National data suggest that 32% of teenagers drink to a risky level at weekends, which is a worrying finding, says Montse Juan of Irefrea, a professional network dealing with the prevention of risks to minors. Juan points out that there is much evidence to link alcohol consumption to sexual aggression. "When more is drunk, there is a greater possibility of there being aggressors and victims."

The data further suggest that it has become "normal" for the young to drink. Fapa is, therefore, insisting that efforts are made to prevent alcohol consumption and to coordinate activities of different groups. The federation is particularly concerned by the level of drinking during fiestas, with drunken parties assuming a sort of cultural value of their own and a new model of entertainment.

Joan Marc of the office for the defence of the rights of minors says that there have been measures taken to prevent drinking, such as town hall bylaws, but there continues to be "active consumption" by teenagers during fiestas. Fapa believes that it is necessary to arrive at coherent solution to the problem, stressing that there needs to be change in perception among young people and society in general.

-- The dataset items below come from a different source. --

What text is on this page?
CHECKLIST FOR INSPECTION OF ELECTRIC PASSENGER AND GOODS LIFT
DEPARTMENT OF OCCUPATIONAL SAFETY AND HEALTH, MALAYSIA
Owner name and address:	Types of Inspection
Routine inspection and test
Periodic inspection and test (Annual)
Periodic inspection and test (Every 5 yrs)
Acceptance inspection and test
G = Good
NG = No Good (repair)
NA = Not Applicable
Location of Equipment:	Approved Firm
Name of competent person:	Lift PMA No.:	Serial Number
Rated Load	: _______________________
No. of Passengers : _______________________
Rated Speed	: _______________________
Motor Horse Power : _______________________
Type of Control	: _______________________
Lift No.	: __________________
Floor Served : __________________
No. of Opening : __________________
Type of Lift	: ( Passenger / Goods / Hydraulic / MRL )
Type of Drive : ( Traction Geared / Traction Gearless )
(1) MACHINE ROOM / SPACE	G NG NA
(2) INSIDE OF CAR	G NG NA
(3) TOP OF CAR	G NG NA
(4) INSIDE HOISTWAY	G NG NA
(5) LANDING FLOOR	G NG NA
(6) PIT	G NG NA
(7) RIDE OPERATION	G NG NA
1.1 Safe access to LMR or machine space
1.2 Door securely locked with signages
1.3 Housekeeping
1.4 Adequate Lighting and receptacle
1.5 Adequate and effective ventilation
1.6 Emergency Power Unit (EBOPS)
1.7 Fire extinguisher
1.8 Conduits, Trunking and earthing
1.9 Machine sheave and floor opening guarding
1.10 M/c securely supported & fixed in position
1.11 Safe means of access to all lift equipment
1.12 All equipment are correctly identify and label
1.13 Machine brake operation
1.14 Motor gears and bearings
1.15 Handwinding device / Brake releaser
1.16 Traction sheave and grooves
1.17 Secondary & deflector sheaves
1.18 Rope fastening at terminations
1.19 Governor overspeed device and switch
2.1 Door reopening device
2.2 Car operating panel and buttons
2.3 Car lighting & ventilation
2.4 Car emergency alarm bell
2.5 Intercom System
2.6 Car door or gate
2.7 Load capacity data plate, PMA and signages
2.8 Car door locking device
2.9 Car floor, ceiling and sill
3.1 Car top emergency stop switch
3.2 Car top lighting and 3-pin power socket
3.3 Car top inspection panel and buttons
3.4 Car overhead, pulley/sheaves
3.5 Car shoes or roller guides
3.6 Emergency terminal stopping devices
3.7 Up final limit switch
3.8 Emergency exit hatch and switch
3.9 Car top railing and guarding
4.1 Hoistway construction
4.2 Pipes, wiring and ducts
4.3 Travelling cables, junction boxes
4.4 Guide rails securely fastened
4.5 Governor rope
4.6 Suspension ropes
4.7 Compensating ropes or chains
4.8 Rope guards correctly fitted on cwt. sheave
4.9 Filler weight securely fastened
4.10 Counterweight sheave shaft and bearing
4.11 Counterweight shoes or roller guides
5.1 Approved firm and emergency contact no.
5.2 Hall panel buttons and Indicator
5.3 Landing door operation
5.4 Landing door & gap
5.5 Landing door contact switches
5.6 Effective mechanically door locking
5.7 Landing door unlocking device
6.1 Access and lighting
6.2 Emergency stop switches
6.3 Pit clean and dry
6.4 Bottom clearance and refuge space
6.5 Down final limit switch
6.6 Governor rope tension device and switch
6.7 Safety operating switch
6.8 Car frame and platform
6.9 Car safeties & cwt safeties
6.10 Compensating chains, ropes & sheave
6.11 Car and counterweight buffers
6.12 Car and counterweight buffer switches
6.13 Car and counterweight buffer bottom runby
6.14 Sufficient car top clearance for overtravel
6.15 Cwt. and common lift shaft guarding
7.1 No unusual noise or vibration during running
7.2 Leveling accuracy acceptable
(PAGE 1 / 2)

The Balearic Institute for Public Safety has been engaged in giving talks in schools aimed at prevention, with particular attention paid to end-of-course parties, such as the massive "macrobotellón" that takes place each June in Puerto Alcudia. The Balearic Youth institute stresses the need for there to be other types of entertainment for the young as well as messages which make clear that fun can be had without drinking.

The regional health department is undertaking a campaign this summer which will highlight risks to teenagers - alcoholic poisoning, sexual aggression, accidents, addiction, cancer, mental health issues and others.

Gloria Ferrer of Fapa concludes that the whole of society has to assume its responsibilities. "It isn't an option; it is an obligation on behalf of responsible adults."